Significant but transient abnormalities of the nutritional status are encountered constantly at the beginning of rIFN-alpha therapy without any deleterious effect on growth. Information of the families and nutritional intervention during treatment should be required, in order to limit the importance of weight loss.

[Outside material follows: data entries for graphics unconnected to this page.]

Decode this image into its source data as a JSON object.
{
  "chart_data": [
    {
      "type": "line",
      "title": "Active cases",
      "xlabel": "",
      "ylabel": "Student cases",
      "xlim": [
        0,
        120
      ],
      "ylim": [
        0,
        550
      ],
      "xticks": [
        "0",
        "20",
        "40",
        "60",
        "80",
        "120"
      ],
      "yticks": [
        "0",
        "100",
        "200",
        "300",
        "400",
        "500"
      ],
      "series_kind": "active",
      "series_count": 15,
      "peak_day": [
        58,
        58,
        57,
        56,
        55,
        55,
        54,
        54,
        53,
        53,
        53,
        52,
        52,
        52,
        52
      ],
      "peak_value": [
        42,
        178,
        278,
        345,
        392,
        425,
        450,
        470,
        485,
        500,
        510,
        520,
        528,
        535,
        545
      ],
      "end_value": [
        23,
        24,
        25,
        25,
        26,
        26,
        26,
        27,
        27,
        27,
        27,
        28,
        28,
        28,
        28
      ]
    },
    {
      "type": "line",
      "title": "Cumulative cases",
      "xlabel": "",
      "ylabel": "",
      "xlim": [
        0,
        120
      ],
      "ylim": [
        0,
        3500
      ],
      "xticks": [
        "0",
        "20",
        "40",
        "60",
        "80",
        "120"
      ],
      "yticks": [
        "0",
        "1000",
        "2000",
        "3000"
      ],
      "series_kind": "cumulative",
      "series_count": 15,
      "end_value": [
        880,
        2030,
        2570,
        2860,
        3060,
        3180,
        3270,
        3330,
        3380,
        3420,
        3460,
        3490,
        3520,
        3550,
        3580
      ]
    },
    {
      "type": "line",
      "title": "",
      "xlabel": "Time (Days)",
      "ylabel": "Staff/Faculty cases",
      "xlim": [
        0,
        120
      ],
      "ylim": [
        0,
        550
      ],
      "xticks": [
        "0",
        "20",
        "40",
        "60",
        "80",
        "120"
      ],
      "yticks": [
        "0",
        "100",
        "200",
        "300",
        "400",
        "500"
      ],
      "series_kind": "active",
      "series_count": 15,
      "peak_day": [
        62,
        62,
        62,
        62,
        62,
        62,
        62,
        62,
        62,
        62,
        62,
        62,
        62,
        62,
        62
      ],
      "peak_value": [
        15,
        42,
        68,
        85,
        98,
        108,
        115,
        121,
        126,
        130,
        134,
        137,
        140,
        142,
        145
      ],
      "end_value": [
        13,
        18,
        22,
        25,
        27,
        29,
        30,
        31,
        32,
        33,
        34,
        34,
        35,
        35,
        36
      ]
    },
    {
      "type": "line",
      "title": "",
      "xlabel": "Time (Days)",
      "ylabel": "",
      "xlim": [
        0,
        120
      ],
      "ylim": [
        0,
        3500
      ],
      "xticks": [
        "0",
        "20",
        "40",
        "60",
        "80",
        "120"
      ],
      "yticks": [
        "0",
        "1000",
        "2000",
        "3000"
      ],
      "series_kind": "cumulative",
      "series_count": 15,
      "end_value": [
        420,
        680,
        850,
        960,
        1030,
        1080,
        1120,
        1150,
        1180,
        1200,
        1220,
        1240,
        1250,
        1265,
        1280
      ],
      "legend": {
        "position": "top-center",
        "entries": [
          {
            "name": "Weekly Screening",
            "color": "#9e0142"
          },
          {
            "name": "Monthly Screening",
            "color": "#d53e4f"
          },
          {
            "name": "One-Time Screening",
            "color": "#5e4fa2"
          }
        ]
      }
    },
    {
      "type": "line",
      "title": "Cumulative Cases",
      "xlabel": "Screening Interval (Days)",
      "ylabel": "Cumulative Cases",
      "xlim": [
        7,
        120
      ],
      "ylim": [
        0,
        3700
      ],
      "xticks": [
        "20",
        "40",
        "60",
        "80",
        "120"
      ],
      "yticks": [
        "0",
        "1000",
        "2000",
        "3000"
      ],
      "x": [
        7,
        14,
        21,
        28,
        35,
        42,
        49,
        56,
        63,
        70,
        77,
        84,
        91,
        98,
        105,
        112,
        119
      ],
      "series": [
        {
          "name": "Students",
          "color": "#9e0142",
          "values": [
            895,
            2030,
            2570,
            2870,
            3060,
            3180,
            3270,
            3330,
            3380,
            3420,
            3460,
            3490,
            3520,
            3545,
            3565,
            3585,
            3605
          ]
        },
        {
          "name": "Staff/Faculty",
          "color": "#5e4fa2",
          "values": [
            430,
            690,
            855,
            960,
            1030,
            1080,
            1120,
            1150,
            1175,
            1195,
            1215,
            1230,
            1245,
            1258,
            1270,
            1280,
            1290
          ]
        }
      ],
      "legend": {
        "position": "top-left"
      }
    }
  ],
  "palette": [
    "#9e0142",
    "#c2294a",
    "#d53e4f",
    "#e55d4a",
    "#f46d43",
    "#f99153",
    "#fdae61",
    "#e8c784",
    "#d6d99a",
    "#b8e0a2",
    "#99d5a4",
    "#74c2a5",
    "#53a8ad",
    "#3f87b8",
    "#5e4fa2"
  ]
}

厌食和体重减轻是重组干扰素α(rIFN-α)治疗期间常见的不良反应。本研究旨在评估接受rIFN-α治疗慢性病毒性肝炎的儿童和青少年的营养状况及生长情况。研究对象为11例4 - 16岁经组织学证实为慢性活动性肝炎的患者(乙型肝炎9例,丙型肝炎2例),他们每周皮下注射rIFN-α三次,共6个月。在开始rIFN-α治疗前的6个月评估体重和身高增长情况。在rIFN-α治疗的6个月期间,每3个月(M0、M3、M6)测量体重和身高,随后在随访期(6 - 36个月)每6个月测量一次。在rIFN-α治疗期间每个儿童的体重均下降(治疗3个月后体重减轻0.5至2.6千克)。体重/年龄Z评分从M0时的0.12降至M3时的 - 0.69(P < 0.01),然后在M3至M6之间升高( - 0.33)(P < 0.01),但仅在治疗结束6个月后恢复正常(0.02)。治疗期间营养状况明显受损(体重/身高Z评分从M0时的0.18降至M3时的 - 0.74,P < 0.01),此后逐渐恢复。rIFN-α治疗未改变身高及身高增长速度。M0至M3期间观察到的热量摄入减少可能解释了这些特征。
在rIFN-α治疗开始时经常会出现明显但短暂的营养状况异常,对生长无任何有害影响。应告知家属相关信息并在治疗期间进行营养干预,以减轻体重减轻的影响。